Ensuite, la section « Histoire » dresse un panorama de la condition féminine en Occident depuis les hordes primitives jusqu’à la situation présente : « Il s’agit de savoir comment en elle la nature a été reprise au cours de l’Histoire ; il s’agit de savoir ce que l’humanité a fait de la femelle humaine » (DS, I). Enfin, dans la section
intitulée « Mythes » (version remaniée des textes parus dans Les Temps modernes) est abordée la manière dont les hommes projettent leurs peurs et leurs désirs, leurs craintes et leurs espoirs forgeant ainsi un visage ambivalent de la femme à travers
toute une série de figures idéalisées qui, en
retour, pèsent sur la liberté de celle-ci.
Simone de Beauvoir fait montre enfin de
ses indéniables talents de critique littéraire en analysant le mythe féminin chez des auteurs aussi divers que Montherlant, D.H. Lawrence, Claudel, Breton et Stendhal, ce dernier se distinguant des autres en cela qu’il est le seul à considérer la femme comme sujet.
Le second tome, « L’expérience vécue », traite de manière concrète de l’enfance, de l’adolescence, du mariage, de la maternité,
de la maturité et enfin de la vieillesse de la femme. « On ne naît pas femme, on le devient », autrement dit, il n’y a pas de destin imposé ni par l’anatomie ni par la société qui puisse justifier qu’on programme son existence par une série de procédés censés dresser les femmes à des fins qu’elles ne se sont pas choisies. Il en va ainsi de l’instinct maternel, mythe fabriqué et construction sociale visant à cantonner la femme aux tâches ménagères – ce qui est aussi une manière détournée de lui refuser l’accès à l’espace public.
LA LIBÉRATION À VENIR
Beauvoir analyse enfin ce qu’elle appelle des « attitudes de mauvaise foi », soit des manières pour certaines femmes de tenter de sortir de leur aliénation en se la masquant : celle de la « narcissiste » (amour de soi), de l’amoureuse (amour de l’autre) et de la mystique (amour de Dieu). Sa critique de l’institution du mariage, qui « transforme en droits et devoirs ce qui doit être fondé sur un élan spontané » (DS, II), le présente comme un sûr moyen de tuer tout amour. En dépit de ce qu’en dit Balzac dans Physiologie du mariage, l’amour conjugal n’est qu’une invention bourgeoise du xixe siècle. Bref, il est « une institution originellement pervertie » (DS, II).

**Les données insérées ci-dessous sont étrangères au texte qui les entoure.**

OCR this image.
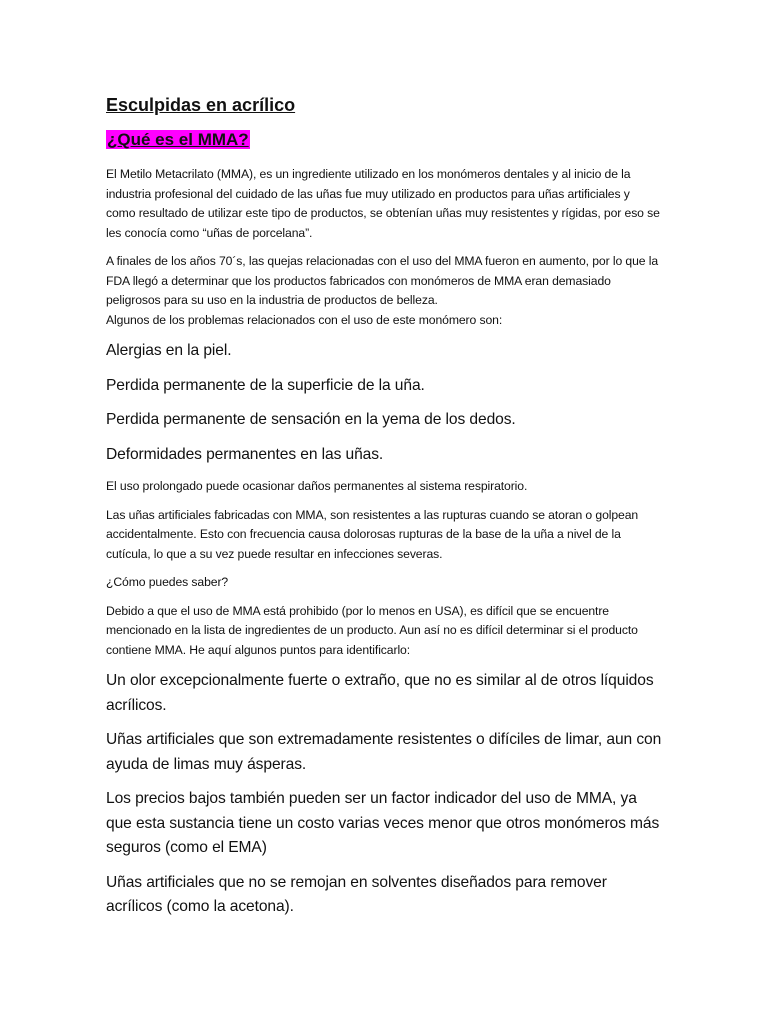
Esculpidas en acrílico

¿Qué es el MMA?

El Metilo Metacrilato (MMA), es un ingrediente utilizado en los monómeros dentales y al inicio de la industria profesional del cuidado de las uñas fue muy utilizado en productos para uñas artificiales y como resultado de utilizar este tipo de productos, se obtenían uñas muy resistentes y rígidas, por eso se les conocía como “uñas de porcelana”.

A finales de los años 70´s, las quejas relacionadas con el uso del MMA fueron en aumento, por lo que la FDA llegó a determinar que los productos fabricados con monómeros de MMA eran demasiado peligrosos para su uso en la industria de productos de belleza.

Algunos de los problemas relacionados con el uso de este monómero son:

Alergias en la piel.

Perdida permanente de la superficie de la uña.

Perdida permanente de sensación en la yema de los dedos.

Deformidades permanentes en las uñas.

El uso prolongado puede ocasionar daños permanentes al sistema respiratorio.

Las uñas artificiales fabricadas con MMA, son resistentes a las rupturas cuando se atoran o golpean accidentalmente. Esto con frecuencia causa dolorosas rupturas de la base de la uña a nivel de la cutícula, lo que a su vez puede resultar en infecciones severas.

¿Cómo puedes saber?

Debido a que el uso de MMA está prohibido (por lo menos en USA), es difícil que se encuentre mencionado en la lista de ingredientes de un producto. Aun así no es difícil determinar si el producto contiene MMA. He aquí algunos puntos para identificarlo:

Un olor excepcionalmente fuerte o extraño, que no es similar al de otros líquidos acrílicos.

Uñas artificiales que son extremadamente resistentes o difíciles de limar, aun con ayuda de limas muy ásperas.

Los precios bajos también pueden ser un factor indicador del uso de MMA, ya que esta sustancia tiene un costo varias veces menor que otros monómeros más seguros (como el EMA)

Uñas artificiales que no se remojan en solventes diseñados para remover acrílicos (como la acetona).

C’est, pour l’essentiel, cette seconde partie qui a fait scandale. On lui a reproché la description crue (pour l’époque) de l’initiation à la sexualité de la femme, sa manière de dédiaboliser l’homosexualité féminine dans un chapitre intitulé « La lesbienne » et qu’il s’agit de comprendre comme « une attitude choisie en situation, c’est-à-dire à la fois motivée et librement adoptée » (DS, II), ou encore de prôner l’avortement. Ce parfum de scandale a aussi été l’un des biais paradoxaux grâce auquel Le Deuxième Sexe a rempli son objectif bien au-delà, sans doute, des espérances de son auteure. « Si mon livre a aidé les femmes, c’est qu’il les exprimait, et réciproquement elles lui ont conféré sa vérité. Grâce à elles, il ne scandalise plus » (FC). Les femmes lui doivent sinon tout, du moins beaucoup.
1 Simone de Beauvoir, Le Deuxième Sexe (DS), Gallimard/Folio Essai, 1986.
2 Simone de Beauvoir, Lettres à Nelson Algren. Un amour transatlantique (1947-1964), lettre datée du 24 mai 1947, Gallimard/Folio, 1999. 3 Simone de Beauvoir, La Force des choses (FC), Gallimard / Folio, 1972.